Mas que estranha lição de geografia recebi! Guillaumet
não me ensinava a Espanha: ele fazia da Espanha uma amiga para mim. Não me
falava nem de hidrografia, nem de populações, nem de pecuária. Não me falava de
Guadix, mas de três laranjeiras que existem em um campo, próximo a Guadix:
“Desconfie delas; é bom assinalá-las aí no mapa...” E as três laranjeiras
tomavam mais espaço na carta que a serra Nevada. Não me falava de Lorca, mas de
uma simples fazenda perto de Lorca. Uma fazenda viva. E falava do fazendeiro. E
da fazendeira. E aquele casal perdido no espaço, a quinhentos quilômetros de
nós, assumia uma importância desmesurada. Bem-instalados na vertente de sua
montanha, como guardas de um farol, sob as estrelas, aquele homem e aquela
mulher estavam sempre prontos a socorrer homens.
Tirávamos assim do
esquecimento, de sua inconcebível obscuridade, detalhes ignorados de todos os
geógrafos do mundo. Porque só o Ebro, que mata a sede das grandes cidades,
interessa aos geógrafos. Não aquele córrego escondido sob a erva a oeste de
Motril, aquele pequeno córrego que alimenta umas trinta flores... “Desconfie
deste córrego, ele encharca os campos... Tome nota dele na carta.” Ah, eu
haveria de me lembrar da serpente de Motril! Parecia não ser nada. Com seu leve
murmúrio, ela talvez apenas enfeitiçasse e atraísse algumas rãs — mas estava
sempre vigilante, não dormia. No paraíso do campo de emergência, estendida sob
a erva, ela me esperava, a dois mil quilômetros de distância, pronta, na
primeira ocasião, a me transformar em uma tocha flamejante...
E aqueles trinta
carneiros, dispostos para o combate no flanco de uma colina, prontos a avançar:
“Você pensa que este prado está desimpedido, e de repente — zás! — olha trinta
carneiros disparando sob as rodas...” E eu respondia com um sorriso maravilhado
a uma tão pérfida ameaça.
Assim, pouco a pouco, a
Espanha de minha carta se transformava, sob a lâmpada, em um país de conto de
fadas.

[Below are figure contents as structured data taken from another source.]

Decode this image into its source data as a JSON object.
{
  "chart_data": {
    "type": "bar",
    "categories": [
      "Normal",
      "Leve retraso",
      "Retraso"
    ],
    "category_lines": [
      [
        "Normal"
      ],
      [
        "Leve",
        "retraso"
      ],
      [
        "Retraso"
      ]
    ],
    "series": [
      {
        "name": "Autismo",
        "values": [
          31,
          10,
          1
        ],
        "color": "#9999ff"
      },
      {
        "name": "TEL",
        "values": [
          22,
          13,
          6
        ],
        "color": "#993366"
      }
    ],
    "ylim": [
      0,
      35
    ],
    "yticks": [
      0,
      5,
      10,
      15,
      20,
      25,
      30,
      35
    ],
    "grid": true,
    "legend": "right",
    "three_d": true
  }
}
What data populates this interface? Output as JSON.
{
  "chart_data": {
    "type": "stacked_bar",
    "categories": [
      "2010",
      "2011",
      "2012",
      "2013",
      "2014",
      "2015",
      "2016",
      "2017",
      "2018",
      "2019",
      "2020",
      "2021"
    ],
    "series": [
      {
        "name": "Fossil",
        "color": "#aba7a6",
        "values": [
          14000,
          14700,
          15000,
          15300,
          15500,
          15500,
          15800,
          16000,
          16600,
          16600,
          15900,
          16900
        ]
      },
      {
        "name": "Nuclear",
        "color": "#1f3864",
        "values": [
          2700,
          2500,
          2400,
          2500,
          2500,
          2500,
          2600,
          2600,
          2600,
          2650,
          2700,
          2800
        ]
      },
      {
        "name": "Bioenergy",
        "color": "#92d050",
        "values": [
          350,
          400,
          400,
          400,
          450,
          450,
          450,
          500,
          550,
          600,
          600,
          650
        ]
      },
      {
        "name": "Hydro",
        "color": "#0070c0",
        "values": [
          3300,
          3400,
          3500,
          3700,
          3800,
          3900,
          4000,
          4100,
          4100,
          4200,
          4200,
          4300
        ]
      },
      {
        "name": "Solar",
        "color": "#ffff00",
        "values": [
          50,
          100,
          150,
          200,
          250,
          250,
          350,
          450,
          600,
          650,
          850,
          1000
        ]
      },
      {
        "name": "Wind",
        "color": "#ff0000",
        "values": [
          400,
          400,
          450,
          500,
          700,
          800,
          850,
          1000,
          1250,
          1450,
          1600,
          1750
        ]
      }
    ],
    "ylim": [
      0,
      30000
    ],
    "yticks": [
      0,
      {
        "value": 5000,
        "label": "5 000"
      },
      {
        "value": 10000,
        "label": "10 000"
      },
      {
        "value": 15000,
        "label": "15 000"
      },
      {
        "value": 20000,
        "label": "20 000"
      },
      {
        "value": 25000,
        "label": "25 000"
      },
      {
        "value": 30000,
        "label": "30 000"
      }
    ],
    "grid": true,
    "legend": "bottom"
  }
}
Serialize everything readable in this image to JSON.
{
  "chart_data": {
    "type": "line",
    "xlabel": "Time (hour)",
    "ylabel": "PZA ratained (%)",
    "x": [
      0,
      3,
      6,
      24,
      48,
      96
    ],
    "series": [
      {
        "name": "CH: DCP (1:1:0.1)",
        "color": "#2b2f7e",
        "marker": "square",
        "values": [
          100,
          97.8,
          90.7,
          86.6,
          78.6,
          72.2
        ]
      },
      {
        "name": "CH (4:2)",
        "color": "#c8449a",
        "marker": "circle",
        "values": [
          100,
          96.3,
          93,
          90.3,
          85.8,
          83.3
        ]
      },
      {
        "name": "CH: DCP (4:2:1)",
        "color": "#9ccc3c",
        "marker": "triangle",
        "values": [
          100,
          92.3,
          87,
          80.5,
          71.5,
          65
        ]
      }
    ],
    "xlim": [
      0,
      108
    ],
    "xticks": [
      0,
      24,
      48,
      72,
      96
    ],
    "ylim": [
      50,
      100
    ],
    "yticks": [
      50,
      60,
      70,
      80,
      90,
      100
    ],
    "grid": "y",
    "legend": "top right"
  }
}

Marquei com uma cruz os refúgios e as ciladas. Assinalei aquele
fazendeiro, aqueles trinta carneiros, aquele córrego. No seu lugar exato,
assinalei aquela pastora desprezada pelos geógrafos.
Quando me despedi de
Guillaumet, senti necessidade de andar pela noite gelada de inverno. Ergui a
gola do sobretudo e, entre os transeuntes ignorantes, passeei o meu jovem
fervor. Senti-me orgulhoso em acotovelar aqueles desconhecidos com o meu
segredo no coração. Eles me ignoravam, aqueles bárbaros — mas suas
preocupações, seus ardores, era a mim que eles confiariam pela madrugada,
dentro dos sacos postais. Às minhas mãos confiariam suas esperanças. Assim,
embrulhado em meu capote, eu dava entre eles meus passos de protetor — e eles
nada sabiam de minha solicitude.
De resto, não recebiam as
mensagens que me vinham da noite. Aquela tempestade de neve que talvez
estivesse se preparando interessava a minha própria carne. Talvez viesse
complicar minha primeira viagem... As estrelas se apagavam uma a uma. Como o
haveriam de notar aqueles homens que passeavam? Só eu o percebia, como se fora
um segredo. Alguém me comunicava as posições do inimigo antes da batalha...
E aqueles avisos tão
graves para mim, eu os recebia perto das vitrinas iluminadas, onde os presentes
de Natal brilhavam. Ali pareciam estar expostos, naquela noite, todos os bens
da Terra — e eu experimentava a embriaguez orgulhosa da renúncia. Era um
guerreiro ameaçado: que me importavam aqueles cristais cintilantes para as
festas da noite, aqueles abajures, aqueles livros? Eu já me banhava nas brumas
do céu; eu, piloto de linha, já mordia a polpa amarga das noites de voo.